Bobby Womack, the legendary soul singer who died on Friday, drew on his own experiences for many of his greatest hits.

And across the world yesterday and in particular in one muddy corner of Somerset at Glastonbury, the passing of the "third brother of five" ("Across 110th Street") was mourned as a loss to the entire music industry.

The singer and guitarist, who was a session musician for Aretha Franklin, Ray Charles, Dusty Springfield and Wilson Pickett, left a rich musical legacy spanning seven decades and 28 studio albums.

Although the cause of the 70-year-old's death was not announced, he had suffered from cancer and Alzheimer's, and had battled drug addiction. Womack, born Robert Dwayne Womack in Cleveland, Ohio, had been due to perform at the Womad music festival in Wiltshire next month. Peter Gabriel, the former Genesis singer and Womad's founder, said Womack's songs had become "part of the fabric of so many musical lives".

At Worthy Farm, where thousands had gathered for Glastonbury, hip-hop pioneers De La Soul tweeted after their performance: "We had an amazing time touring around the world with him. We love you Mr Womack."

Womack, whose mother told him he could "sing his way out of the ghetto", was spotted, aged 10, by soul singer Sam Cooke, while performing in church with his siblings. They later formed a group, The Valentinos. In his early twenties Womack was asked by Cooke if an up-and-coming British group called The Rolling Stones could cover his song "It's All Over Now". It was the Stones' first hit. Guitarist Ronnie Wood described Womack yesterday as "the man who could make you cry when he sang".

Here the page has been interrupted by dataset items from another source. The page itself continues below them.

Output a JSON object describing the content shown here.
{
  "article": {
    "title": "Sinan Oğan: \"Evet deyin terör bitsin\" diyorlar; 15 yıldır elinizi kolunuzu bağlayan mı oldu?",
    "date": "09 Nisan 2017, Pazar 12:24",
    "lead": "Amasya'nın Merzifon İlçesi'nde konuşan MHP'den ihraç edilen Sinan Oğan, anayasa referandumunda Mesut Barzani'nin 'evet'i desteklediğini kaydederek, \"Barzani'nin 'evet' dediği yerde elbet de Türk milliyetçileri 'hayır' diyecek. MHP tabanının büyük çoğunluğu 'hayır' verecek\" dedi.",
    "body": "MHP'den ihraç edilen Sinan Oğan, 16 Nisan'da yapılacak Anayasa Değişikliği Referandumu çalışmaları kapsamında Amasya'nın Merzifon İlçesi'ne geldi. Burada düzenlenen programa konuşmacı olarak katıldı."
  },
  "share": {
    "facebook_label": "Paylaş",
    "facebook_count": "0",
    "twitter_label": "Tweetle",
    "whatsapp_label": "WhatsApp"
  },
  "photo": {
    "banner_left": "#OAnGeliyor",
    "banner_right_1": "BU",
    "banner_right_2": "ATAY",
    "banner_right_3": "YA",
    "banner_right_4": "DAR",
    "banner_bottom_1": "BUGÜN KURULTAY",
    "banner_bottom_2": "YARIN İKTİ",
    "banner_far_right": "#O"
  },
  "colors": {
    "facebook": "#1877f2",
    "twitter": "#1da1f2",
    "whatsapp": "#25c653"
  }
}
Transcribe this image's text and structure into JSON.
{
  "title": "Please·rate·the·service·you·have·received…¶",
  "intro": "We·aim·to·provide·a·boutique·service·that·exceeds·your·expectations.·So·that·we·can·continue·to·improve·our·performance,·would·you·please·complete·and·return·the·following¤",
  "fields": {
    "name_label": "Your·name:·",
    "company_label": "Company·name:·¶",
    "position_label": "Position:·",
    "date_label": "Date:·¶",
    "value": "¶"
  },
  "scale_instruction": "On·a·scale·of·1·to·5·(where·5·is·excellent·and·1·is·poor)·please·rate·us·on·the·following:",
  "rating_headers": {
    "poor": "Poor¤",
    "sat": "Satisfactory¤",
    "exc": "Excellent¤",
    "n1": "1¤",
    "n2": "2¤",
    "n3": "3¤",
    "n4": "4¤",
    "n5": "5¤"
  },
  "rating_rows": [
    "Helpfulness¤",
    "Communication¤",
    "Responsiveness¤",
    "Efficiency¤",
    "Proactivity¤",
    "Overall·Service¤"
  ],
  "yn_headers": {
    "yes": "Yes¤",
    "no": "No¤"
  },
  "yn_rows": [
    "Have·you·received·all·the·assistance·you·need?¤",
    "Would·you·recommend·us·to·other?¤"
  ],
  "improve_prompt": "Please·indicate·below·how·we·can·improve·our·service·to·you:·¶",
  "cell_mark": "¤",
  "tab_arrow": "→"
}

But Womack's life was blighted by drugs, and he slipped off the radar for years at a time. Despite this – and pneumonia, diabetes, two forms of cancer and the early stages of Alzheimer's – Womack outlived most of the artists he was associated with, including Jimi Hendrix and Janis Joplin. He said towards the end of his career: "Maybe if I wasn't high, my life might not have lasted so long."

Womack released his first studio album for more than 12 years in 2012, The Bravest Man in the Universe, co-produced by Damon Albarn. "I will see my brother in church," the former Blur frontman tweeted yesterday.

Womack was working on a new album at the time of his death – The Best is Yet to Come – said to feature Snoop Dogg, Rod Stewart, Stevie Wonder and Adele. "He had a style nobody else could ever capture," said soul and gospel singer Candi Staton, who had known him since she was 13. "I loved him and I will miss him."

Womack had promised: "This is a new Womack. The best you've ever seen. I survived the storm."